MANILA, PHILIPPINES - FEBRUARY 28: Philippine President Rodrigo Duterte holds up a vial of
Ezra Acayan/Getty

Philippine President Rodrigo Duterte received his first dose of the Chinese-made coronavirus vaccine candidate Sinopharm on Monday.

Philippine Secretary of Health and medical doctor (M.D.) Francisco Duque III administered Duterte his first dose of the two-dose Sinopharm vaccine candidate at the Philippine presidential palace (“Malacañang”) in Manila on May 3.

“I feel good,” President Duterte said when asked how he felt by Duque before receiving Sinopharm.

“And I have been expecting this shot, vaccination a long time ago [sic],” the president added.

Duterte’s former aide, Philippine Senator Christopher Lawrence “Bong” Tesoro Go, broadcast the procedure via Facebook Live. Various media outlets also captured the procedure on video as the event was staged at Malacañang with Asian press in attendance. While some Philippine news outlets reported that Senator Bong Go’s Facebook Live stream cut away before viewers could see the needle of the syringe inserted into Duterte’s arm, more complete video footage captured by the state-run China Central Television (CCTV) appears to show the moment in question.

Duterte previously expressed a desire through his spokesman, Harry Roque, to receive a Chinese coronavirus vaccine in private. CNN Philippines asked Roque on January 26 if Duterte’s decision to receive the vaccine privately was final, to which Roque replied, “I think so. He has said so. As he said, because he is going to be injected in the ass, it cannot be done in public.”

Duterte ultimately received the vaccine in his arm, the customary method of injection.

Sinopharm is a Chinese coronavirus vaccine candidate developed by the state-run China National Pharmaceutical Group.

“No detailed efficacy data of Sinopharm’s COVID-19 [Chinese coronavirus] vaccine has been publicly released but its developer, Beijing Biological Products Institute, a unit of Sinopharm subsidiary China National Biotec Group (CNBG), said the vaccine was 79.34 percent effective in preventing people from developing the disease based on interim data,” Reuters reported on March 31. “It has been approved in several countries including China, Pakistan and the UAE.”

Sinopharm has yet to receive approval for emergency use in the Philippines. Roque said the president’s first dose of Sinopharm was “covered by the compassionate use permit issued to the PSG hospital by the FDA,” in a statement issued May 3.

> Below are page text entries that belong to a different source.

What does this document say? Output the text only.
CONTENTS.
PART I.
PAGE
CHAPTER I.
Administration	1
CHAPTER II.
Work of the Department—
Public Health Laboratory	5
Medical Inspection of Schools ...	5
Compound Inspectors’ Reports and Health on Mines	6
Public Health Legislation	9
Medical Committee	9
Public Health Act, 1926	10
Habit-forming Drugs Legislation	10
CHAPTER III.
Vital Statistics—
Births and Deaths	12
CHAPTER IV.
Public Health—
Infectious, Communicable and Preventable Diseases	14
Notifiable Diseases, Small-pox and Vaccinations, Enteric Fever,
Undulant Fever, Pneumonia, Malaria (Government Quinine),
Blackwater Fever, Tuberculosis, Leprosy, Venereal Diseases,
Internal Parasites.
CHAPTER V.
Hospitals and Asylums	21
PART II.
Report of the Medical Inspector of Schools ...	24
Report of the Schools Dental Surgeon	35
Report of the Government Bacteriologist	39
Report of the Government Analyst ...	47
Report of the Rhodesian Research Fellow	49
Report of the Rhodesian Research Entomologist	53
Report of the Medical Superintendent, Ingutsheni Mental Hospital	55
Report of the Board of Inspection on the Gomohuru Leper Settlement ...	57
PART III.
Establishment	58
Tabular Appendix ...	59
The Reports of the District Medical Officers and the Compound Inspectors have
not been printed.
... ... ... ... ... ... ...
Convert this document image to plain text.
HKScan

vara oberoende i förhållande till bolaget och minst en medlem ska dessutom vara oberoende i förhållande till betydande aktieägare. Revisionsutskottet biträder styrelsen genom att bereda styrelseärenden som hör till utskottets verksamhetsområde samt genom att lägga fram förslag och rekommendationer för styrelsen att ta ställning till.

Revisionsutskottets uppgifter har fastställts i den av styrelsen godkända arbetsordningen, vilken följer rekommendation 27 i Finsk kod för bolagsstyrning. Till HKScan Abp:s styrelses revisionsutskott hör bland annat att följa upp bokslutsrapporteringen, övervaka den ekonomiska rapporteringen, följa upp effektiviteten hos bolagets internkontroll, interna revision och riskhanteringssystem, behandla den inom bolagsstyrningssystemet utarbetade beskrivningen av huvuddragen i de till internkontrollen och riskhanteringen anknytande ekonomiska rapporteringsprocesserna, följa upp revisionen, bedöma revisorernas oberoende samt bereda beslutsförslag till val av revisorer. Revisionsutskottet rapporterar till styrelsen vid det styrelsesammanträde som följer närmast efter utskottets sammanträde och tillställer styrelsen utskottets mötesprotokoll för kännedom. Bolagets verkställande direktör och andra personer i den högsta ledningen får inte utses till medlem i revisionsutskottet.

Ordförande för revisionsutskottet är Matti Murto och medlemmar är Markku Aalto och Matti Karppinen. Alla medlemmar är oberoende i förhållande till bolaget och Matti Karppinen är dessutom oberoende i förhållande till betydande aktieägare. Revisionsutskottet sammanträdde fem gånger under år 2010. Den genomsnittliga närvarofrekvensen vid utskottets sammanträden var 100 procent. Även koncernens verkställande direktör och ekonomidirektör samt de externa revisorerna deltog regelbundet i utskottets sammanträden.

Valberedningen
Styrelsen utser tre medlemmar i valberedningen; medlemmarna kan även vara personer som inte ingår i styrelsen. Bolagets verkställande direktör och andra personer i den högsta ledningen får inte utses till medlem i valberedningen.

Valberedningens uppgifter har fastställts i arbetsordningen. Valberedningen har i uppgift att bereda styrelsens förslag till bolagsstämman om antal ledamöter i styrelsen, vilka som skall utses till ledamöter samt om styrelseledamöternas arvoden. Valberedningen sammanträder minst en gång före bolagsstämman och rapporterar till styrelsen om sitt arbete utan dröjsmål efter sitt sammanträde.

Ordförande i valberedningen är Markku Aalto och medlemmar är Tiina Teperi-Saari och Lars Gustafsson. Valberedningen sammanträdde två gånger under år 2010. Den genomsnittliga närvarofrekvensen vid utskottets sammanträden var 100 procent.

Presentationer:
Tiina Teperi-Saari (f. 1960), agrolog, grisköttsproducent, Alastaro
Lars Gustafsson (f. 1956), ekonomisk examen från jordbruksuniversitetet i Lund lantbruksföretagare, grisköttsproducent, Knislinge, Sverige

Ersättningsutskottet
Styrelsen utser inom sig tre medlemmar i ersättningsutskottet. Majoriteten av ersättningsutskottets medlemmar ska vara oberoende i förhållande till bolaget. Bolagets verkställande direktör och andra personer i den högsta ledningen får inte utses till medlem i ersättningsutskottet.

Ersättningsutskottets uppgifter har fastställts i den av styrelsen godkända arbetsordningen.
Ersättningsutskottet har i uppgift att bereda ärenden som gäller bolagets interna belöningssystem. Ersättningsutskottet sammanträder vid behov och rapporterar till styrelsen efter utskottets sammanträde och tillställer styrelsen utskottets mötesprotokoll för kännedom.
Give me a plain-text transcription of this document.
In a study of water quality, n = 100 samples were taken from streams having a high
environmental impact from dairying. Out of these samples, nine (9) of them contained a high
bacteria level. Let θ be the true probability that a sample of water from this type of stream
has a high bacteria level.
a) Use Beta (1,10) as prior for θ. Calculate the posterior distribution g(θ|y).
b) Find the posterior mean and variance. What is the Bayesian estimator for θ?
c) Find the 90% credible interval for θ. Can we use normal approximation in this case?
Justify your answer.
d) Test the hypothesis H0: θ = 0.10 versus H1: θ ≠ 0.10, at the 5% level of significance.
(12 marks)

The PSG, or Presidential Security Group, is a branch of the Philippine military assigned to protect the Philippine president and vice president. Emergency use authorization for Chinese coronavirus vaccines in the Philippines is issued by the Philippine Food and Drug Administration (FDA), which granted the PSG’s official hospital special permission to use 10,000 doses of Sinopharm via its “compassionate use” permit in February.

The FDA issued the special license to the PSG two months after President Duterte revealed on December 28, 2020, that the PSG received an early version of Sinopharm’s coronavirus vaccine candidate before any other Filipinos last year. The doses were illegally “smuggled” into the Philippines as early as September 2020.